On this knotted thread of islands, Girija Prasad hoped to live the life he dreamed of: a life of solitude. An intrepid bachelor and a simple academic creature, he addressed every woman as sister, sister-in-law, or aunt. He failed to see that the allure of the virgin forests wasn’t simply one of the unexplored. It was also the allure of consummation. Here, his world experienced an earthquake. Tremors ran through his body on a forest excursion when he saw a tree that was actually two trees entwined. A peepul tree had coiled itself around the trunk of an Andaman padauk, sixty feet high. For the first time, he saw two full-fledged trees growing in a coital position, blocking the sky with their embrace. Parasitic orchids found footing in the entanglement. A cancerous growth high up on the trunk obtruded upon his thoughts with its almost human visage, leading him to believe that the trees were staring back at him. Exposed claw-like roots crept upon the ground like pale pythons. He could feel them inch toward him and halt at his toes. Standing there, Girija Prasad felt like an ant, shuffling around, tempted by the impossible.
So later, when his mother began searching for a bride for him, he didn’t object. Science had taught him that all creation demanded male and female investment. And the islands seduced him by the beauty of it all.
* * *
—
A month into the monsoons, the four walls and roof that are supposed to keep the couple dry are reduced to a mere symbolic gesture, a warm thought left behind by the British. For the rains have flooded deep into their beings. An invisible wall has caved in, filling them with curiosities and preoccupations from another time.
When Girija Prasad first came here, he arrived believing in half-truths like “no man is an island.” It has taken him a year to realize that n
o island is an island either. It is part of a greater geological pattern that connects all the lands and oceans of the world. Half a mile away from his home, he found a living plant that was previously only seen as a fossil in Madagascar and central Africa.
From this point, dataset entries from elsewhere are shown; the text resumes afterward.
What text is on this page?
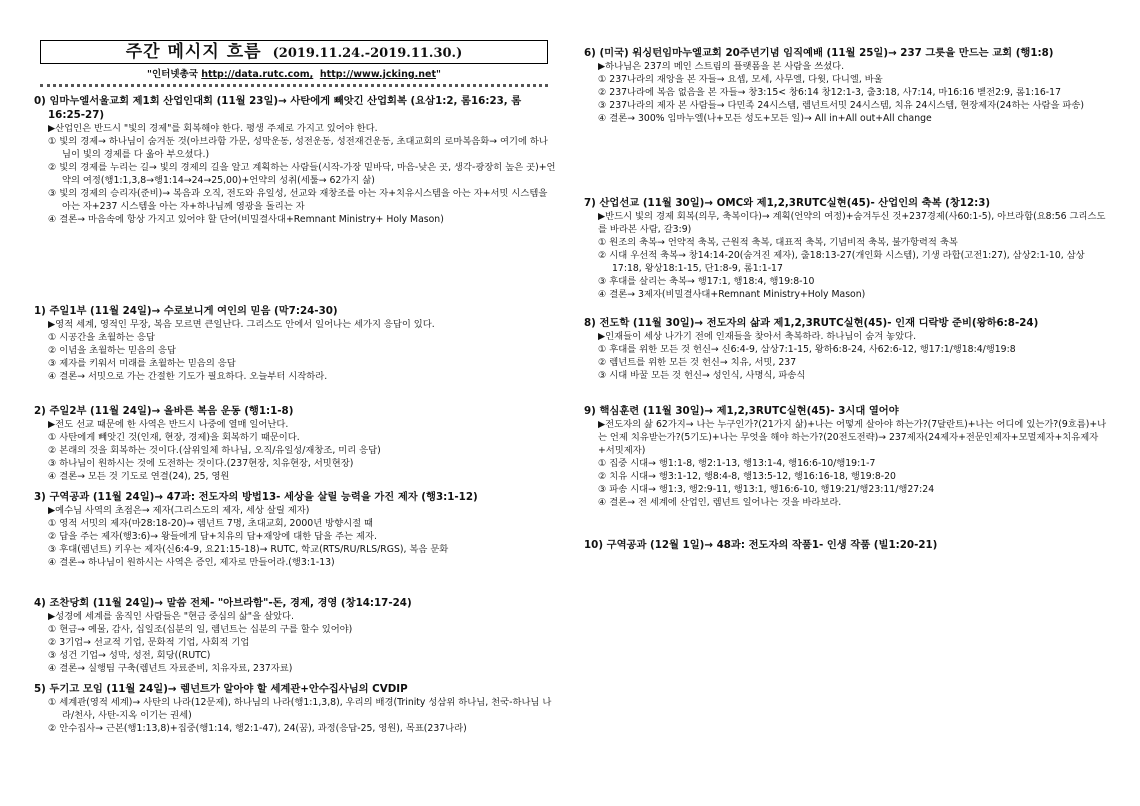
주간 메시지 흐름 (2019.11.24.-2019.11.30.)
"인터넷총국 http://data.rutc.com, http://www.jcking.net"
0) 임마누엘서울교회 제1회 산업인대회 (11월 23일)→ 사탄에게 빼앗긴 산업회복 (요삼1:2, 롬16:23, 롬16:25-27)
▶산업인은 반드시 "빛의 경제"를 회복해야 한다. 평생 주제로 가지고 있어야 한다.
① 빛의 경제→ 하나님이 숨겨둔 것(아브라함 가문, 성막운동, 성전운동, 성전재건운동, 초대교회의 로마복음화→ 여기에 하나님이 빛의 경제를 다 옮아 부으셨다.)
② 빛의 경제를 누리는 길→ 빛의 경제의 길을 알고 계획하는 사람들(시작-가장 밑바닥, 마음-낮은 곳, 생각-광장히 높은 곳)+언약의 여정(행1:1,3,8→행1:14→24→25,00)+언약의 성취(세툴→ 62가지 삶)
③ 빛의 경제의 승리자(준비)→ 복음과 오직, 전도와 유일성, 선교와 재창조를 아는 자+치유시스템을 아는 자+서밋 시스템을 아는 자+237 시스템을 아는 자+하나님께 영광을 돌리는 자
④ 결론→ 마음속에 항상 가지고 있어야 할 단어(비밀결사대+Remnant Ministry+ Holy Mason)
1) 주일1부 (11월 24일)→ 수로보니게 여인의 믿음 (막7:24-30)
▶영적 세계, 영적인 무장, 복음 모르면 큰일난다. 그리스도 안에서 일어나는 세가지 응답이 있다.
① 시공간을 초월하는 응답
② 이념을 초월하는 믿음의 응답
③ 제자를 키워서 미래를 초월하는 믿음의 응답
④ 결론→ 서밋으로 가는 간절한 기도가 필요하다. 오늘부터 시작하라.
2) 주일2부 (11월 24일)→ 올바른 복음 운동 (행1:1-8)
▶전도 선교 때문에 한 사역은 반드시 나중에 열매 일어난다.
① 사탄에게 빼앗긴 것(인재, 현장, 경제)을 회복하기 때문이다.
② 본래의 것을 회복하는 것이다.(삼위일체 하나님, 오직/유일성/재창조, 미리 응답)
③ 하나님이 원하시는 것에 도전하는 것이다.(237현장, 치유현장, 서밋현장)
④ 결론→ 모든 것 기도로 연결(24), 25, 영원
3) 구역공과 (11월 24일)→ 47과: 전도자의 방법13- 세상을 살릴 능력을 가진 제자 (행3:1-12)
▶예수님 사역의 초점은→ 제자(그리스도의 제자, 세상 살릴 제자)
① 영적 서밋의 제자(마28:18-20)→ 렘넌트 7명, 초대교회, 2000년 방향시절 때
② 답을 주는 제자(행3:6)→ 왕들에게 답+치유의 답+재앙에 대한 답을 주는 제자.
③ 후대(렘넌트) 키우는 제자(신6:4-9, 요21:15-18)→ RUTC, 학교(RTS/RU/RLS/RGS), 복음 문화
④ 결론→ 하나님이 원하시는 사역은 증인, 제자로 만들어라.(행3:1-13)
4) 조찬당회 (11월 24일)→ 말씀 전체- "아브라함"-돈, 경제, 경영 (창14:17-24)
▶성경에 세계를 움직인 사람들은 "현금 중심의 삶"을 살았다.
① 현금→ 예물, 감사, 십일조(십분의 일, 렘넌트는 십분의 구를 할수 있어야)
② 3기업→ 선교적 기업, 문화적 기업, 사회적 기업
③ 성건 기업→ 성막, 성전, 회당((RUTC)
④ 결론→ 실행팀 구축(렘넌트 자료준비, 치유자료, 237자료)
5) 두기고 모임 (11월 24일)→ 렘넌트가 알아야 할 세계관+안수집사님의 CVDIP
① 세계관(영적 세계)→ 사탄의 나라(12문제), 하나님의 나라(행1:1,3,8), 우리의 배경(Trinity 성삼위 하나님, 천국-하나님 나라/천사, 사탄-지옥 이기는 권세)
② 안수집사→ 근본(행1:13,8)+집중(행1:14, 행2:1-47), 24(꿈), 과정(응답-25, 영원), 목표(237나라)
6) (미국) 워싱턴임마누엘교회 20주년기념 임직예배 (11월 25일)→ 237 그릇을 만드는 교회 (행1:8)
▶하나님은 237의 메인 스트림의 플랫폼을 본 사람을 쓰셨다.
① 237나라의 재앙을 본 자들→ 요셉, 모세, 사무엘, 다윗, 다니엘, 바울
② 237나라에 복음 없음을 본 자들→ 창3:15< 창6:14 창12:1-3, 출3:18, 사7:14, 마16:16 벧전2:9, 롬1:16-17
③ 237나라의 제자 본 사람들→ 다민족 24시스템, 렘넌트서밋 24시스템, 치유 24시스템, 현장제자(24하는 사람을 파송)
④ 결론→ 300% 임마누엘(나+모든 성도+모든 일)→ All in+All out+All change
7) 산업선교 (11월 30일)→ OMC와 제1,2,3RUTC실현(45)- 산업인의 축복 (창12:3)
▶반드시 빛의 경제 회복(의무, 축복이다)→ 계획(언약의 여정)+숨겨두신 것+237경제(사60:1-5), 아브라함(요8:56 그리스도를 바라본 사람, 갈3:9)
① 원조의 축복→ 언약적 축복, 근원적 축복, 대표적 축복, 기념비적 축복, 불가항력적 축복
② 시대 우선적 축복→ 창14:14-20(숨겨진 제자), 출18:13-27(개인화 시스템), 기생 라합(고전1:27), 삼상2:1-10, 삼상17:18, 왕상18:1-15, 단1:8-9, 롬1:1-17
③ 후대를 살리는 축복→ 행17:1, 행18:4, 행19:8-10
④ 결론→ 3제자(비밀결사대+Remnant Ministry+Holy Mason)
8) 전도학 (11월 30일)→ 전도자의 삶과 제1,2,3RUTC실현(45)- 인재 디락방 준비(왕하6:8-24)
▶인재들이 세상 나가기 전에 인재들을 찾아서 축복하라. 하나님이 숨겨 놓았다.
① 후대를 위한 모든 것 헌신→ 신6:4-9, 삼상7:1-15, 왕하6:8-24, 사62:6-12, 행17:1/행18:4/행19:8
② 렘넌트를 위한 모든 것 헌신→ 치유, 서밋, 237
③ 시대 바꿀 모든 것 헌신→ 성인식, 사명식, 파송식
9) 핵심훈련 (11월 30일)→ 제1,2,3RUTC실현(45)- 3시대 열어야
▶전도자의 삶 62가지→ 나는 누구인가?(21가지 삶)+나는 어떻게 살아야 하는가?(7달란트)+나는 어디에 있는가?(9흐름)+나는 언제 치유받는가?(5기도)+나는 무엇을 해야 하는가?(20전도전략)→ 237제자(24제자+전문인제자+모멀제자+치유제자+서밋제자)
① 집중 시대→ 행1:1-8, 행2:1-13, 행13:1-4, 행16:6-10/행19:1-7
② 치유 시대→ 행3:1-12, 행8:4-8, 행13:5-12, 행16:16-18, 행19:8-20
③ 파송 시대→ 행1:3, 행2:9-11, 행13:1, 행16:6-10, 행19:21/행23:11/행27:24
④ 결론→ 전 세계에 산업인, 렘넌트 일어나는 것을 바라보라.
10) 구역공과 (12월 1일)→ 48과: 전도자의 작품1- 인생 작품 (빌1:20-21)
On the day that would later mark the end of the downpour and his trysts with beefsteak, Girija Prasad spent his office hours researching the ancestor of all continents: Pangaea. A supercontinent, a single entity that splintered into all the pieces of land that exist—a possible explanation for the plant near his house, as the Indian subcontinent broke off from Africa and rammed into Asia. He studied the world map spread out in front of him. “An impossible jigsaw,” he said aloud.
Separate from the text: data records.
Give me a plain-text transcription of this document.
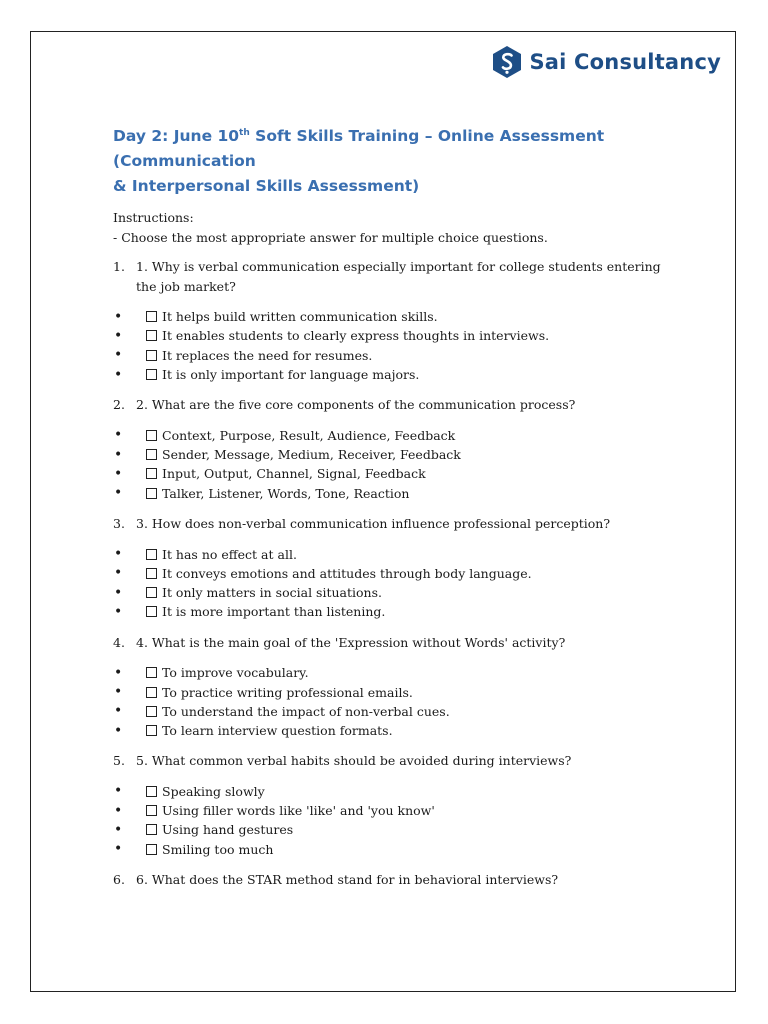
Sai Consultancy
Day 2: June 10th Soft Skills Training – Online Assessment (Communication
& Interpersonal Skills Assessment)
Instructions:
- Choose the most appropriate answer for multiple choice questions.
1. 1. Why is verbal communication especially important for college students entering the job market?
•	It helps build written communication skills.
•	It enables students to clearly express thoughts in interviews.
•	It replaces the need for resumes.
•	It is only important for language majors.
2. 2. What are the five core components of the communication process?
•	Context, Purpose, Result, Audience, Feedback
•	Sender, Message, Medium, Receiver, Feedback
•	Input, Output, Channel, Signal, Feedback
•	Talker, Listener, Words, Tone, Reaction
3. 3. How does non-verbal communication influence professional perception?
•	It has no effect at all.
•	It conveys emotions and attitudes through body language.
•	It only matters in social situations.
•	It is more important than listening.
4. 4. What is the main goal of the 'Expression without Words' activity?
•	To improve vocabulary.
•	To practice writing professional emails.
•	To understand the impact of non-verbal cues.
•	To learn interview question formats.
5. 5. What common verbal habits should be avoided during interviews?
•	Speaking slowly
•	Using filler words like 'like' and 'you know'
•	Using hand gestures
•	Smiling too much
6. 6. What does the STAR method stand for in behavioral interviews?
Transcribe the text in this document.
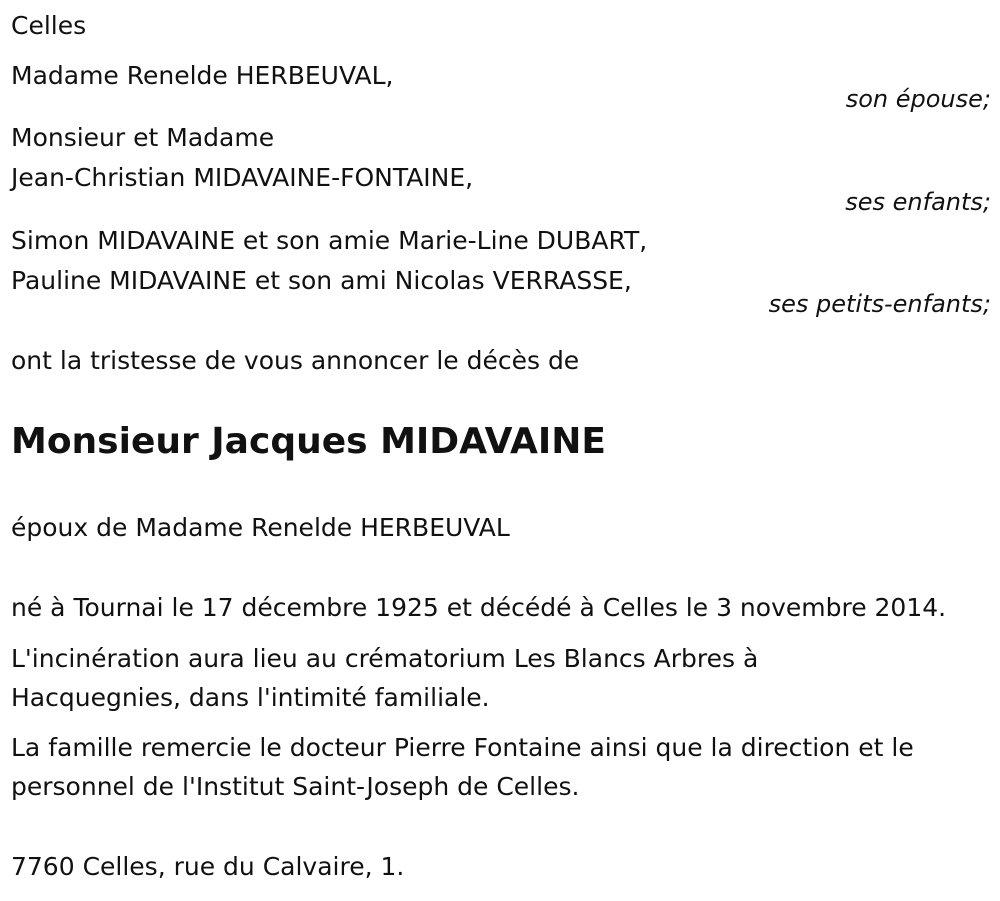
Celles
Madame Renelde HERBEUVAL,
son épouse;
Monsieur et Madame
Jean-Christian MIDAVAINE-FONTAINE,
ses enfants;
Simon MIDAVAINE et son amie Marie-Line DUBART,
Pauline MIDAVAINE et son ami Nicolas VERRASSE,
ses petits-enfants;
ont la tristesse de vous annoncer le décès de
Monsieur Jacques MIDAVAINE
époux de Madame Renelde HERBEUVAL
né à Tournai le 17 décembre 1925 et décédé à Celles le 3 novembre 2014.
L'incinération aura lieu au crématorium Les Blancs Arbres à
Hacquegnies, dans l'intimité familiale.
La famille remercie le docteur Pierre Fontaine ainsi que la direction et le
personnel de l'Institut Saint-Joseph de Celles.
7760 Celles, rue du Calvaire, 1.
The day’s efforts were rewarded in his dreams that night. The belly of Latin America slept comfortably in the groove of West Africa. The jigsaw fit so perfectly—Pangaea came alive. What in the daytime had seemed like bits and pieces breaking off and floating now felt like a living being. He was ecstatic to see her stretch her arms wide, from Alaska to the Russian Far East, to see her lift her head and stand on her toes, poles apart. Pangaea, blooming with the grace of a ballerina. He was aroused. But when the downpour suddenly ended, it woke him up. Left to ruminate on half a dream, he wondered why the continents had drifted apart in the first place. Water swept into the cracks, a trickle turned into a stream, streams turned into rivers. And then there was no turning back.